What is the risk of an AI agent writing back to my Obsidian vault?
Real but manageable. If you configure an agent to write to your vault, you are giving it the ability to create, modify, or delete notes. The mitigation is straightforward: version your vault with Git, so any agent-generated changes are reviewable and reversible. Treat agent writes as pull requests — useful but worth reviewing before you trust them completely.
Conclusion: The Compound Returns of Good AI Hygiene
The developers and teams getting the most value from AI agents in 2026 are not necessarily the ones using the most powerful models or the most sophisticated tooling. They are the ones who have invested in the fundamentals: clean context, deliberate scoping, structured knowledge, and consistent habits.

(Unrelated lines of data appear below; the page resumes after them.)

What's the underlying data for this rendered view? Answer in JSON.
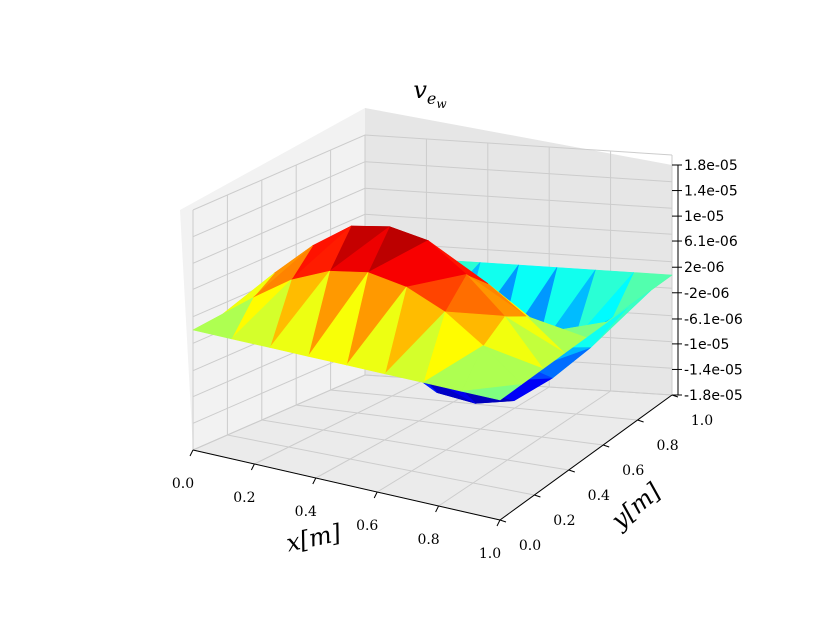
{
  "chart_data": {
    "type": "surface3d",
    "title": "v_{e_w}",
    "title_parts": {
      "base": "v",
      "sub": "e",
      "subsub": "w"
    },
    "xlabel": "x[m]",
    "ylabel": "y[m]",
    "colormap": "jet",
    "xlim": [
      0.0,
      1.0
    ],
    "ylim": [
      0.0,
      1.0
    ],
    "zlim": [
      -1.8e-05,
      1.8e-05
    ],
    "x_ticks": [
      "0.0",
      "0.2",
      "0.4",
      "0.6",
      "0.8",
      "1.0"
    ],
    "y_ticks": [
      "0.0",
      "0.2",
      "0.4",
      "0.6",
      "0.8",
      "1.0"
    ],
    "z_ticks": [
      "-1.8e-05",
      "-1.4e-05",
      "-1e-05",
      "-6.1e-06",
      "-2e-06",
      "2e-06",
      "6.1e-06",
      "1e-05",
      "1.4e-05",
      "1.8e-05"
    ],
    "z_tick_values": [
      -1.8e-05,
      -1.4e-05,
      -1e-05,
      -6.1e-06,
      -2e-06,
      2e-06,
      6.1e-06,
      1e-05,
      1.4e-05,
      1.8e-05
    ],
    "grid": true,
    "x": [
      0.0,
      0.125,
      0.25,
      0.375,
      0.5,
      0.625,
      0.75,
      0.875,
      1.0
    ],
    "y": [
      0.0,
      0.125,
      0.25,
      0.375,
      0.5,
      0.625,
      0.75,
      0.875,
      1.0
    ],
    "z": [
      [
        0,
        0,
        0,
        0,
        0,
        0,
        0,
        0,
        0
      ],
      [
        0,
        4.6e-06,
        6.8e-06,
        4.6e-06,
        0,
        -4.6e-06,
        -6.8e-06,
        -4.6e-06,
        0
      ],
      [
        0,
        8.5e-06,
        1.2e-05,
        8.5e-06,
        0,
        -8.5e-06,
        -1.2e-05,
        -8.5e-06,
        0
      ],
      [
        0,
        1.1e-05,
        1.6e-05,
        1.1e-05,
        0,
        -1.1e-05,
        -1.6e-05,
        -1.1e-05,
        0
      ],
      [
        0,
        1.2e-05,
        1.7e-05,
        1.2e-05,
        0,
        -1.2e-05,
        -1.7e-05,
        -1.2e-05,
        0
      ],
      [
        0,
        1.1e-05,
        1.6e-05,
        1.1e-05,
        0,
        -1.1e-05,
        -1.6e-05,
        -1.1e-05,
        0
      ],
      [
        0,
        8.5e-06,
        1.2e-05,
        8.5e-06,
        0,
        -8.5e-06,
        -1.2e-05,
        -8.5e-06,
        0
      ],
      [
        0,
        4.6e-06,
        6.8e-06,
        4.6e-06,
        0,
        -4.6e-06,
        -6.8e-06,
        -4.6e-06,
        0
      ],
      [
        0,
        0,
        0,
        0,
        0,
        0,
        0,
        0,
        0
      ]
    ]
  }
}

Token optimization is not a one-time configuration task. It is an ongoing practice of asking "what does this agent actually need to know to do this job well?" — and then giving it exactly that, nothing more. Obsidian as a second brain is not a magic solution. It is a system for accumulating and organizing the knowledge that your AI tools will leverage over and over again, compounding in value with every session.
The agents are powerful. The real edge is in how you work with them.